As a curiosity, I decided to run an extra decision tree model with the same predictors as the random forest previously.
# grow third tree
fourth_model <- rpart(Deaths ~ `Leading Cause` + `Race Ethnicity` + Sex,
method="anova", train)
We would actually be able to get a better RMSE and R-square if we were to use the decision tree model with the same predictors we have used for our random forest model above. However, such a high performing R-square may suggest that we are over-fitting our data with this and the previous model.
# make predictions
p4 <- predict(fourth_model, test)
# Root Mean Square Error
sqrt(mean((test$Deaths - p4)^2))
## [1] 194.1992
# R-square
(cor(test$Deaths, p4))^2
## [1] 0.9447492
After executing different decision tree models with different predictor variables, I have not been able to determine which would be the most appropriate model to use. The models with fewers predictor variables do not perform well, and the models that include more predictor variables seem to work extraordinarily well and may suggest over-fit. In any case, if I have a decision tree that performs just as well as a random forest, I would most likely choose the decision tree as it is the simpler model.
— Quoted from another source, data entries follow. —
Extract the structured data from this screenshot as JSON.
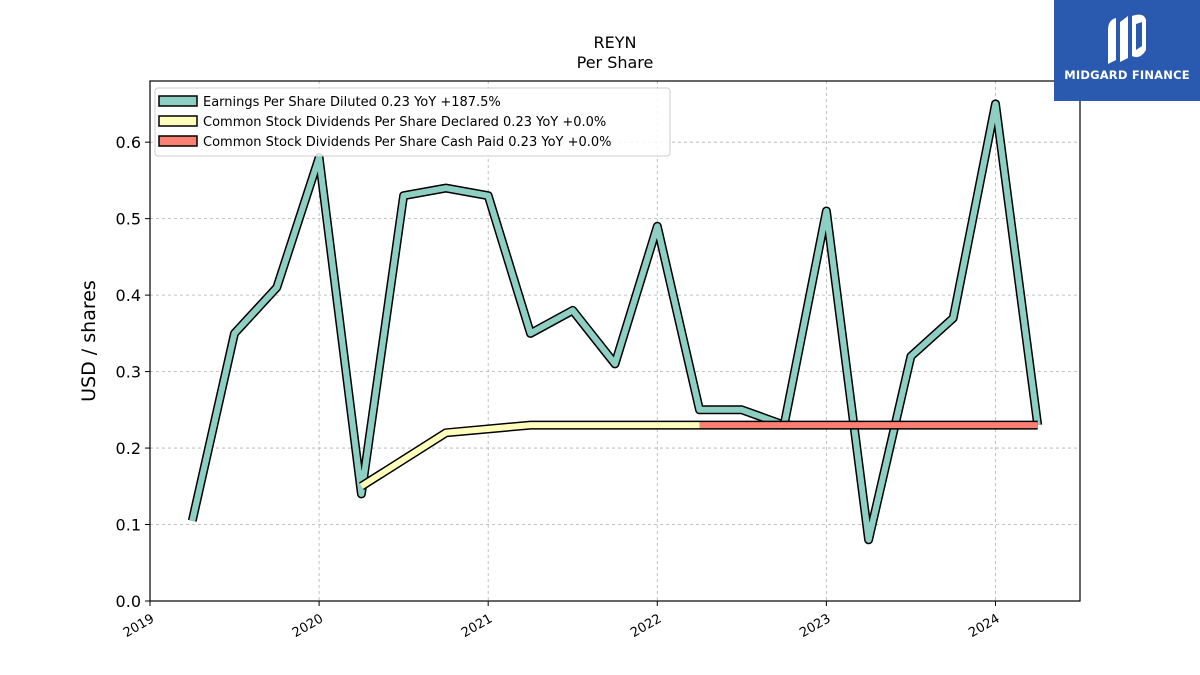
{
  "chart_data": {
    "type": "line",
    "title": "REYN",
    "subtitle": "Per  Share",
    "ylabel": "USD / shares",
    "xlabel": "",
    "ylim": [
      0.0,
      0.68
    ],
    "xlim": [
      2019.0,
      2024.5
    ],
    "yticks": [
      "0.0",
      "0.1",
      "0.2",
      "0.3",
      "0.4",
      "0.5",
      "0.6"
    ],
    "yticks_values": [
      0.0,
      0.1,
      0.2,
      0.3,
      0.4,
      0.5,
      0.6
    ],
    "xticks": [
      "2019",
      "2020",
      "2021",
      "2022",
      "2023",
      "2024"
    ],
    "xticks_values": [
      2019,
      2020,
      2021,
      2022,
      2023,
      2024
    ],
    "grid": true,
    "legend_position": "top-left",
    "series": [
      {
        "name": "Earnings Per Share Diluted  0.23 YoY +187.5%",
        "color": "#8ecfc4",
        "x": [
          2019.25,
          2019.5,
          2019.75,
          2020.0,
          2020.25,
          2020.5,
          2020.75,
          2021.0,
          2021.25,
          2021.5,
          2021.75,
          2022.0,
          2022.25,
          2022.5,
          2022.75,
          2023.0,
          2023.25,
          2023.5,
          2023.75,
          2024.0,
          2024.25
        ],
        "values": [
          0.105,
          0.35,
          0.41,
          0.58,
          0.14,
          0.53,
          0.54,
          0.53,
          0.35,
          0.38,
          0.31,
          0.49,
          0.25,
          0.25,
          0.23,
          0.51,
          0.08,
          0.32,
          0.37,
          0.65,
          0.23
        ]
      },
      {
        "name": "Common Stock Dividends Per Share Declared  0.23 YoY +0.0%",
        "color": "#ffffbb",
        "x": [
          2020.25,
          2020.75,
          2021.25,
          2021.5,
          2021.75,
          2022.0,
          2022.25
        ],
        "values": [
          0.15,
          0.22,
          0.23,
          0.23,
          0.23,
          0.23,
          0.23
        ]
      },
      {
        "name": "Common Stock Dividends Per Share Cash Paid  0.23 YoY +0.0%",
        "color": "#f98072",
        "x": [
          2022.25,
          2022.5,
          2022.75,
          2023.0,
          2023.25,
          2023.5,
          2023.75,
          2024.0,
          2024.25
        ],
        "values": [
          0.23,
          0.23,
          0.23,
          0.23,
          0.23,
          0.23,
          0.23,
          0.23,
          0.23
        ]
      }
    ]
  },
  "logo": {
    "text": "MIDGARD FINANCE"
  }
}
Additionally, based on real cases where decision trees have gone “wrong”, I would argue that the machine learning version of a decision tree is an algorithm that can simplify an outcome for the user with its ability to compute different probabilities and arrive at an optimum result. Although, decision trees that are represented graphically can become very complicated, the algorithm behind a decision tree in machine learning can actually do a lot of the visual work for you but in a rather mathematical manner.